Ambientes mapeados na pipeline:

  • piloto-dhedalos-ecosystem
  • dhedalos-ecosystem
  • essencia-ecosystem
  • dev-dhedalos-wp

Evidencias:

  • .github/workflows/ci-cd-pipeline.yml:56
  • .github/workflows/ci-cd-pipeline.yml:88
  • .github/workflows/ci-cd-pipeline.yml:120
  • .github/workflows/ci-cd-pipeline.yml:152

Comandos base:

kubectl -n <namespace> get deploy
kubectl -n <namespace> logs deploy/<deployment-name> -c dhedalos-app-backend-wp-phpfpm --tail=200 -f
kubectl -n <namespace> logs deploy/<deployment-name> -c dhedalos-app-backend-wp-nginx --tail=200 -f
kubectl -n <namespace> logs deploy/<deployment-name>-wp-cron -c wp-cron --tail=200 -f

Evidencia dos containers:

  • helm/templates/deployment.yaml:49
  • helm/templates/deployment.yaml:85
  • helm/templates/wp-cron-deployment.yaml:54

4.3 API de auditoria interna

Endpoints:

  • GET /api/dhedalos/v1/system-logs
  • GET /api/dhedalos/v1/system-logs/stats

Evidencias:

  • we-dhedalos/functions/rest/system_logs.php:33
  • we-dhedalos/functions/rest/system_logs.php:45

4.4 Logs da pipeline

Para falhas de build/deploy, consultar logs do GitHub Actions no workflow CI/CD Pipeline.

Evidencia:

  • .github/workflows/ci-cd-pipeline.yml:1

5) Consultas de apoio (operacao)

Nota:

  • substitua <prefix> pelo prefixo real das tabelas (WORDPRESS_TABLE_PREFIX, padrao local wp_).
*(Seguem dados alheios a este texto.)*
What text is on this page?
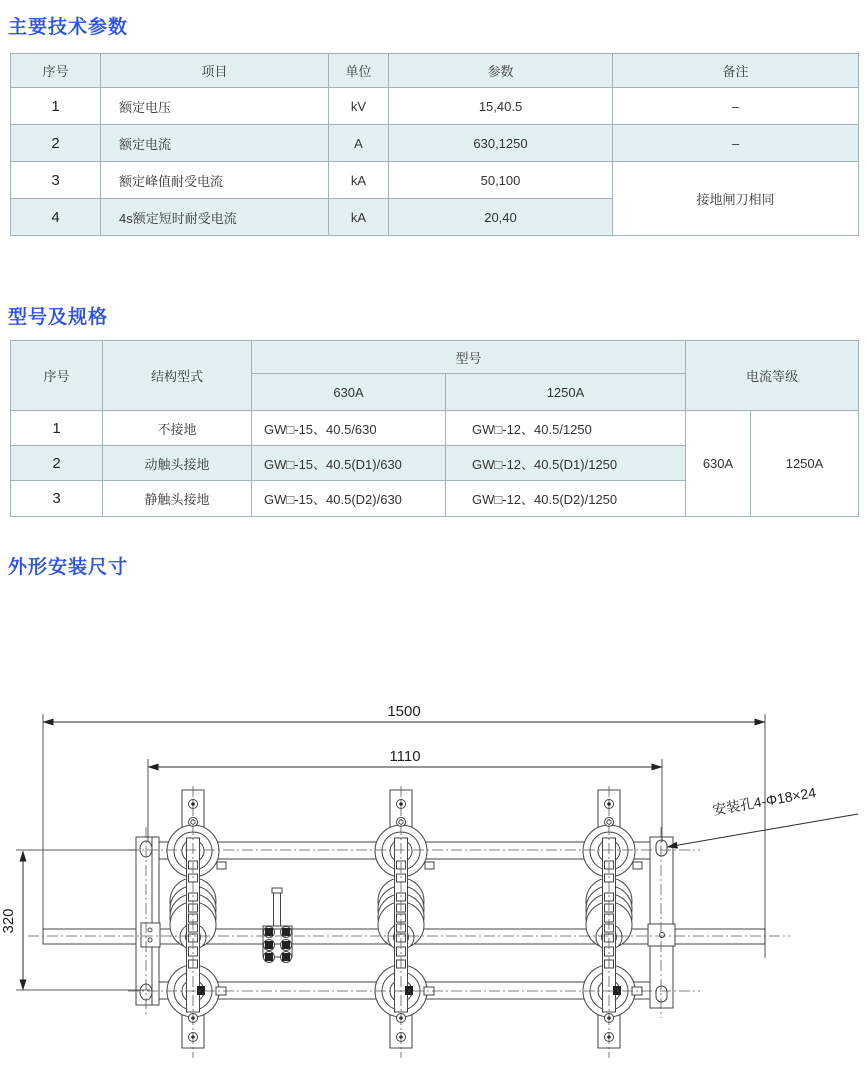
主要技术参数
序号	项目	单位	参数	备注
1	额定电压	kV	15,40.5	–
2	额定电流	A	630,1250	–
3	额定峰值耐受电流	kA	50,100	接地闸刀相同
4	4s额定短时耐受电流	kA	20,40	
型号及规格
序号	结构型式	型号		电流等级	
		630A	1250A		
1	不接地	GW□-15、40.5/630	GW□-12、40.5/1250	630A	1250A
2	动触头接地	GW□-15、40.5(D1)/630	GW□-12、40.5(D1)/1250		
3	静触头接地	GW□-15、40.5(D2)/630	GW□-12、40.5(D2)/1250		
外形安装尺寸
1500
1110
320
安装孔4-Φ18×24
5.1 Conferir retencao e volume de tabelas de log

docker compose exec wordpress wp db query "SELECT COUNT(*) AS total FROM <prefix>user_patch_log;"
docker compose exec wordpress wp db query "SELECT COUNT(*) AS total FROM <prefix>simplybook_api_requests_log;"
docker compose exec wordpress wp db query "SELECT COUNT(*) AS total FROM <prefix>user_logs;"

5.2 Conferir ultimos eventos SimplyBook

docker compose exec wordpress wp db query "SELECT endpoint,http_method,origin,timestamp FROM <prefix>simplybook_api_requests_log ORDER BY id DESC LIMIT 20;"

5.3 Conferir cron backlog

docker compose exec wordpress wp cron event list

6) Retencao de logs observada

FontePolitica observada
dynamic_logsremove entradas anteriores ao ano corrente
user_log_actionremove acima de 90 dias
sub_log_actionremove acima de 90 dias
cancellation_logsremove acima de 90 dias
simplybook_api_requests_logexiste delete_old_logs() para 1 semana, sem agendamento identificado no repo

Evidencias:

  • we-dhedalos/functions/post_types/dynamic_logs.php:1016
  • we-dhedalos/functions/post_types/user_action_log.php:105
  • we-dhedalos/functions/post_types/presence_log.php:133
  • we-dhedalos/functions/post_types/cancellation_logs.php:117
  • we-dhedalos/functions/3rd/log.php:105

7) Pendencias

  • Nao foi identificado backend externo de observabilidade explicitamente versionado (ex.: CloudWatch, ELK, Datadog, Dokku log drain) nem documentacao de consulta nesses provedores.
  • Nao ha padrao implementado de correlacao request-id/trace-id entre Nginx, WordPress e integracoes externas.
  • Nao ha endpoint dedicado de healthcheck de aplicacao (/health), apenas probes HTTP em / no chart.
  • A rotina de limpeza de simplybook_api_requests_log existe em codigo, mas nao foi encontrado hook/evento versionado que a execute automaticamente.